Caso não o façam, o estabelecimento de ensino poderá denunciar ao Conselho Tutelar para as devidas providências, "sem quaisquer prejuízos à efetivação da matrícula”, diz a lei. Fica a critério da instituição de ensino o controle da entrega desta documentação, conforme a Seduc.
— Nenhuma criança deixou de estudar por não estar com a carteira de vacinação em dia. Não podemos deixar as crianças sem saúde e sem educação. A exigência desse documento na matrícula não é para limitar o acesso, mas sim uma maneira de conscientizar, uma oportunidade de atualização para quem não está com a vacinação em dia — explica o vice-presidente da Sociedade Brasileira de Imunizações (SBIm), Renato Kfouri.
O Estatuto da Criança e do Adolescente (ECA) também conta com um dispositivo que trata sobre o tema. “É obrigatória a vacinação das crianças nos casos recomendados pelas autoridades sanitárias”, diz o artigo 14 da Lei 8.069/1990, que dispõe sobre o ECA.
A Secretaria Municipal de Educação de Porto Alegre informou, em nota, que “não há exigência de vacinação no momento da matrícula”. No texto, a pasta diz que orienta que todas as vacinas obrigatórias sejam realizadas. "Em parceria com a Secretaria de Saúde, atuamos para promoção de campanhas que estimulem a vacinação”, completa.

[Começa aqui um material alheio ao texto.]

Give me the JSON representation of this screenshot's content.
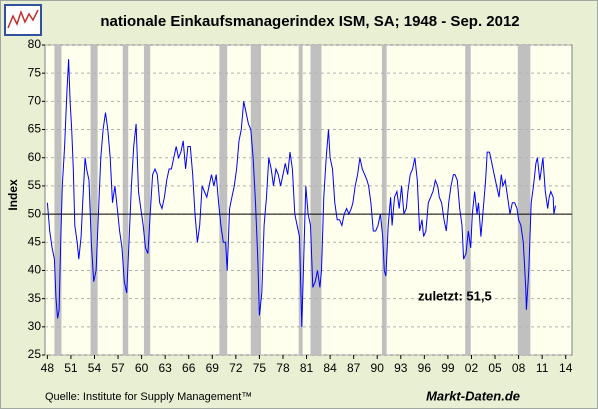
{
  "chart_data": {
    "type": "line",
    "title": "nationale Einkaufsmanagerindex ISM, SA; 1948 - Sep. 2012",
    "y_label": "Index",
    "annotation": "zuletzt: 51,5",
    "source": "Quelle: Institute for Supply Management™",
    "brand": "Markt-Daten.de",
    "grid": true,
    "reference_line": 50,
    "xlim": [
      1947.7,
      2014.8
    ],
    "xticks": [
      {
        "value": 1948,
        "label": "48"
      },
      {
        "value": 1951,
        "label": "51"
      },
      {
        "value": 1954,
        "label": "54"
      },
      {
        "value": 1957,
        "label": "57"
      },
      {
        "value": 1960,
        "label": "60"
      },
      {
        "value": 1963,
        "label": "63"
      },
      {
        "value": 1966,
        "label": "66"
      },
      {
        "value": 1969,
        "label": "69"
      },
      {
        "value": 1972,
        "label": "72"
      },
      {
        "value": 1975,
        "label": "75"
      },
      {
        "value": 1978,
        "label": "78"
      },
      {
        "value": 1981,
        "label": "81"
      },
      {
        "value": 1984,
        "label": "84"
      },
      {
        "value": 1987,
        "label": "87"
      },
      {
        "value": 1990,
        "label": "90"
      },
      {
        "value": 1993,
        "label": "93"
      },
      {
        "value": 1996,
        "label": "96"
      },
      {
        "value": 1999,
        "label": "99"
      },
      {
        "value": 2002,
        "label": "02"
      },
      {
        "value": 2005,
        "label": "05"
      },
      {
        "value": 2008,
        "label": "08"
      },
      {
        "value": 2011,
        "label": "11"
      },
      {
        "value": 2014,
        "label": "14"
      }
    ],
    "ylim": [
      25,
      80
    ],
    "yticks": [
      25,
      30,
      35,
      40,
      45,
      50,
      55,
      60,
      65,
      70,
      75,
      80
    ],
    "recessions": [
      [
        1948.9,
        1949.8
      ],
      [
        1953.5,
        1954.4
      ],
      [
        1957.6,
        1958.3
      ],
      [
        1960.3,
        1961.1
      ],
      [
        1969.9,
        1970.9
      ],
      [
        1973.9,
        1975.2
      ],
      [
        1980.0,
        1980.5
      ],
      [
        1981.5,
        1982.9
      ],
      [
        1990.6,
        1991.2
      ],
      [
        2001.2,
        2001.9
      ],
      [
        2007.9,
        2009.5
      ]
    ],
    "series": [
      {
        "name": "ISM",
        "color": "#0000ff",
        "x": [
          1948.0,
          1948.3,
          1948.6,
          1948.9,
          1949.1,
          1949.3,
          1949.5,
          1949.7,
          1949.9,
          1950.2,
          1950.5,
          1950.7,
          1950.9,
          1951.1,
          1951.3,
          1951.5,
          1951.8,
          1952.0,
          1952.3,
          1952.5,
          1952.8,
          1953.0,
          1953.3,
          1953.6,
          1953.9,
          1954.2,
          1954.5,
          1954.8,
          1955.1,
          1955.4,
          1955.7,
          1956.0,
          1956.3,
          1956.6,
          1956.9,
          1957.2,
          1957.5,
          1957.8,
          1958.1,
          1958.4,
          1958.7,
          1959.0,
          1959.3,
          1959.6,
          1959.9,
          1960.2,
          1960.5,
          1960.8,
          1961.1,
          1961.4,
          1961.7,
          1962.0,
          1962.3,
          1962.6,
          1962.9,
          1963.2,
          1963.5,
          1963.8,
          1964.1,
          1964.4,
          1964.7,
          1965.0,
          1965.3,
          1965.6,
          1965.9,
          1966.2,
          1966.5,
          1966.8,
          1967.1,
          1967.4,
          1967.7,
          1968.0,
          1968.3,
          1968.6,
          1968.9,
          1969.2,
          1969.5,
          1969.8,
          1970.1,
          1970.4,
          1970.7,
          1970.9,
          1971.2,
          1971.5,
          1971.8,
          1972.1,
          1972.4,
          1972.7,
          1973.0,
          1973.3,
          1973.6,
          1973.9,
          1974.2,
          1974.5,
          1974.8,
          1975.0,
          1975.3,
          1975.6,
          1975.9,
          1976.2,
          1976.5,
          1976.8,
          1977.1,
          1977.4,
          1977.7,
          1978.0,
          1978.3,
          1978.6,
          1978.9,
          1979.2,
          1979.5,
          1979.8,
          1980.1,
          1980.4,
          1980.7,
          1980.9,
          1981.2,
          1981.5,
          1981.8,
          1982.1,
          1982.4,
          1982.7,
          1982.9,
          1983.2,
          1983.5,
          1983.8,
          1984.0,
          1984.3,
          1984.6,
          1984.9,
          1985.2,
          1985.5,
          1985.8,
          1986.1,
          1986.4,
          1986.7,
          1986.9,
          1987.2,
          1987.5,
          1987.8,
          1988.1,
          1988.4,
          1988.7,
          1988.9,
          1989.2,
          1989.5,
          1989.8,
          1990.1,
          1990.4,
          1990.7,
          1990.9,
          1991.1,
          1991.4,
          1991.7,
          1991.9,
          1992.2,
          1992.5,
          1992.8,
          1993.1,
          1993.4,
          1993.7,
          1993.9,
          1994.2,
          1994.5,
          1994.8,
          1995.1,
          1995.4,
          1995.7,
          1995.9,
          1996.2,
          1996.5,
          1996.8,
          1997.1,
          1997.4,
          1997.7,
          1997.9,
          1998.2,
          1998.5,
          1998.8,
          1999.1,
          1999.4,
          1999.7,
          1999.9,
          2000.2,
          2000.5,
          2000.8,
          2001.0,
          2001.3,
          2001.6,
          2001.9,
          2002.1,
          2002.4,
          2002.7,
          2002.9,
          2003.2,
          2003.5,
          2003.8,
          2004.0,
          2004.3,
          2004.6,
          2004.9,
          2005.2,
          2005.5,
          2005.8,
          2006.0,
          2006.3,
          2006.6,
          2006.9,
          2007.2,
          2007.5,
          2007.8,
          2008.0,
          2008.3,
          2008.6,
          2008.9,
          2009.0,
          2009.3,
          2009.6,
          2009.9,
          2010.2,
          2010.4,
          2010.7,
          2010.9,
          2011.1,
          2011.4,
          2011.7,
          2011.9,
          2012.1,
          2012.4,
          2012.5,
          2012.7
        ],
        "values": [
          52,
          47,
          44,
          42,
          35,
          31.5,
          33,
          45,
          55,
          62,
          72,
          77.5,
          70,
          65,
          58,
          48,
          45,
          42,
          46,
          52,
          60,
          58,
          56,
          45,
          38,
          40,
          50,
          60,
          65,
          68,
          65,
          60,
          52,
          55,
          51,
          47,
          44,
          38,
          36,
          45,
          55,
          62,
          66,
          54,
          51,
          48,
          44,
          43,
          50,
          57,
          58,
          57,
          52,
          51,
          53,
          56,
          58,
          58,
          60,
          62,
          60,
          61,
          63,
          58,
          62,
          62,
          57,
          50,
          45,
          48,
          55,
          54,
          53,
          55,
          57,
          55,
          57,
          52,
          48,
          45,
          45,
          40,
          51,
          53,
          55,
          58,
          63,
          65,
          70,
          68,
          66,
          65,
          60,
          52,
          42,
          32,
          36,
          48,
          53,
          60,
          58,
          55,
          58,
          57,
          55,
          57,
          59,
          57,
          61,
          58,
          50,
          48,
          46,
          30,
          45,
          55,
          50,
          48,
          37,
          38,
          40,
          37,
          40,
          53,
          60,
          65,
          60,
          58,
          52,
          49,
          49,
          48,
          50,
          51,
          50,
          51,
          52,
          55,
          57,
          60,
          58,
          57,
          56,
          55,
          52,
          47,
          47,
          48,
          50,
          46,
          40,
          39,
          48,
          53,
          48,
          53,
          54,
          51,
          55,
          50,
          51,
          54,
          57,
          58,
          60,
          56,
          47,
          49,
          46,
          47,
          52,
          53,
          54,
          56,
          55,
          53,
          52,
          49,
          47,
          52,
          55,
          57,
          57,
          56,
          51,
          48,
          42,
          43,
          47,
          44,
          50,
          54,
          50,
          52,
          46,
          51,
          56,
          61,
          61,
          59,
          57,
          55,
          53,
          57,
          55,
          56,
          53,
          50,
          52,
          52,
          51,
          49,
          48,
          45,
          37,
          33,
          40,
          52,
          55,
          59,
          60,
          56,
          58,
          60,
          54,
          51,
          53,
          54,
          53,
          50,
          51.5
        ]
      }
    ]
  }
}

De acordo com a Secretaria de Saúde do RS, a pasta “tem atuado com Ministério Público e demais órgãos com a assinatura do Pacto Nacional de Consciência Vacinal demonstrando evidências científicas da importância, resultados tanto no aspecto individual como no da coletividade”, em relação à vacina contra a covid-19.
Importância da vacinação infantil
Em 1º de janeiro de 2024, a vacinação contra a covid-19 de crianças a partir dos seis meses até os cinco anos entrou no Calendário Nacional de Vacinação. O Ministério da Saúde classificou a doença como importante causa de infecção respiratória grave e morte nesta faixa etária.
Conforme dados da pasta, até novembro de 2023, foram registrados no Brasil 5.310 casos de Síndrome Respiratória Aguda Grave (SRAG) por covid-19 e 135 óbitos neste grupo. Entre as crianças, as menores de um ano apresentaram maior incidência e mortalidade de SRAG pela doença.
Renato Kfouri diz que, independentemente de a criança estar ou não na escola, as vacinas do PNI são obrigatórias, e o mesmo vale para o imunizante contra covid-19. Os governos que estão dispensando a obrigatoriedade do comprovante de imunização estão fazendo “uso político” dessa questão, avalia o médico pediatra infectologista.
— É um uso político desse fato em um momento de polarização no nosso país. Estes governos estão fomentando uma discussão desnecessária e absolutamente inócua. As crianças só perdem para os maiores de 80 anos no número de hospitalizações por covid a cada 100 mil habitantes. Não temos que discutir se precisa ou não de vacina, as vacinas são obrigatórias, não tem dúvidas sobre essa indicação — diz o especialista.
Questionado a respeito das decisões pontuais de prefeituras no RS sobre a exigência da carteira de vacinação, o Ministério da Saúde decidiu não se pronunciar. O Ministério Público, em nota, afirma que "não apenas a imunização contra a Covid-19, mas todas as demais incluídas no PNI, sob os mesmos fundamentos, devem ser exigidas pelas autoridades competentes, ainda que contra a vontade dos pais ou responsáveis, considerando o dever de proteção da criança e do adolescente pela Sociedade e pelo Estado, previsto no art. 227 da Constituição. O descumprimento da lei deve ensejar, por parte das escolas, notificação aos órgãos competentes, em especial ao Conselho Tutelar. Mas, em nenhuma hipótese, pode significar a negativa da matrícula ou a proibição de frequência à escola, em razão do caráter fundamental do direito à educação".